Keberadaan preman di Indonesia telah lama menjadi perhatian masyarakat karena aksi mereka yang mengganggu keamanan dan perekonomian. Fenomena premanisme ini terbukti menyebabkan ketidaknyamanan bagi pelaku usaha yang khawatir akan tindakan premanisme yang dilakukan oleh ormas. Sebagai contoh, pada tahun 1901, Karesidenan Madiun mengalami aksi premanisme yang melibatkan perampokan, pemalakan, dan kekerasan terhadap warga sipil. Salah satu insiden terbesar terjadi di Purwodadi dimana rumah orang kaya menjadi sasaran preman.
Para jagoan dari Madiun turun ke jalan dan merampok rumah serta stasiun kereta api Paron di Ngawi untuk menggasak kas negara yang tersimpan di sana. Keberanian para preman membuat warga merasa ketakutan, dan polisi pun kesulitan untuk menenangkan situasi. Bahkan, pemerintah daerah terpaksa meminjamkan senjata kepada warga sipil, terutama warga Eropa, untuk mempertahankan diri dari aksi preman.
Di balik aksi preman di Madiun, terdapat konflik politik antara Residen J.J Donner dan Bupati Madiun, Brotodiningrat. Donner mencurigai Brotodiningrat sebagai dalang aksi premanisme karena merasa terganggu dengan banyaknya kasus pencurian yang menyasar rumah orang Eropa. Hasil investigasi mengungkap bahwa Brotodiningrat mengepalai kelompok kraman atau dunia hitam yang terdiri dari bandit dan jagoan, yang dikenal sebagai preman.

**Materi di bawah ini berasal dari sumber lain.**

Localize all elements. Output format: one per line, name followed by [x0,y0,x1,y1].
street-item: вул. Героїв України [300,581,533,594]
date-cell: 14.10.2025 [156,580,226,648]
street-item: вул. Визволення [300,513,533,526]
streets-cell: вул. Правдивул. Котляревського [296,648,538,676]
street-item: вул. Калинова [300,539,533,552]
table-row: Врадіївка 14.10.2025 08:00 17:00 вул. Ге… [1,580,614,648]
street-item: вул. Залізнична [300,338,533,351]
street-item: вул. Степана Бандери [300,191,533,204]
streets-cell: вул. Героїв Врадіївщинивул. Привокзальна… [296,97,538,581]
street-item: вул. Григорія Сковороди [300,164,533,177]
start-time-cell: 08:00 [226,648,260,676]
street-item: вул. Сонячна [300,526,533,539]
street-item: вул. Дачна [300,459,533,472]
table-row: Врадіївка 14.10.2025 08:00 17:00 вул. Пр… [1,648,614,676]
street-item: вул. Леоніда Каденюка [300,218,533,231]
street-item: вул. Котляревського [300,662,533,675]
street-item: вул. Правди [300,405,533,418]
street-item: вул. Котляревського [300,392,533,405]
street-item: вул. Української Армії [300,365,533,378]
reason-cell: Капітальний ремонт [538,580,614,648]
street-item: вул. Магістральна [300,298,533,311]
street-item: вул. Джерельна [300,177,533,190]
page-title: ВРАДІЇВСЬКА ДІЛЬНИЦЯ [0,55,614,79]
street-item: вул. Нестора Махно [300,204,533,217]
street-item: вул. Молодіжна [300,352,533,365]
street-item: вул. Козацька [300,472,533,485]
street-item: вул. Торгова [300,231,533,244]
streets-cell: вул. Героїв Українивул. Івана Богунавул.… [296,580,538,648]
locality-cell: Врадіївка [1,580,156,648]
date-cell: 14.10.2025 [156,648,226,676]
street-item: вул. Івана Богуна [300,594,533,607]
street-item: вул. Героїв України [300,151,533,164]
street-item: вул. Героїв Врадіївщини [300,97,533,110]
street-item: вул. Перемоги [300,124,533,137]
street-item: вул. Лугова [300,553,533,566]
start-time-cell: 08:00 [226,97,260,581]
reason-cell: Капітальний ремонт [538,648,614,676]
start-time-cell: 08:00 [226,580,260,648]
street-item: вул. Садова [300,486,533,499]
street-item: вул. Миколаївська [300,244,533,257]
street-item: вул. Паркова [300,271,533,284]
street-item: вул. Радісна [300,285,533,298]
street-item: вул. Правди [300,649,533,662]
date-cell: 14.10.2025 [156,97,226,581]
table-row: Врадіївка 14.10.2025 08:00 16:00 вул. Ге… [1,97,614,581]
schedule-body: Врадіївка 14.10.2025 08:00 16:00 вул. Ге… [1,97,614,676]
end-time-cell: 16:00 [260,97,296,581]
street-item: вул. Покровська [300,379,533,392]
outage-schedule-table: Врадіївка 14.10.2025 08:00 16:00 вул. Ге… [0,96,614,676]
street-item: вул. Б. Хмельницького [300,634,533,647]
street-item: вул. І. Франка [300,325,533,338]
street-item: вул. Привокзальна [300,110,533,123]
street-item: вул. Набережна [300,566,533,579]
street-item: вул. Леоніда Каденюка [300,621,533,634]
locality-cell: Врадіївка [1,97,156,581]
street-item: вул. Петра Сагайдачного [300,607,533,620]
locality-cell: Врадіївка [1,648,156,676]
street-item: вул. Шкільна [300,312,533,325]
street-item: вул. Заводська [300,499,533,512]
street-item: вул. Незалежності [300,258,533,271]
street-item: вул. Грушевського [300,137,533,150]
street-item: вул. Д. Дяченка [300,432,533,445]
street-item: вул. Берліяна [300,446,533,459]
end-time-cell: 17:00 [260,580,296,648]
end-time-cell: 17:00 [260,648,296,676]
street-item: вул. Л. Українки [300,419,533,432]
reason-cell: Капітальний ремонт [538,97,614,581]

Meskipun Brotodiningrat membantah tuduhan Donner, investigasi yang dilakukan oleh sang Residen membuktikan sebaliknya. Akibatnya, kekuasaan Bupati Madiun tersebut berakhir lebih cepat. Tanpa adanya kontrol dari Brotodiningrat, kelompok preman di dunia hitam menjadi bergejolak dan menyebabkan kekacauan di Madiun selama berbulan-bulan. Situasi baru kembali normal setelah pengunduran diri sang Residen Donner.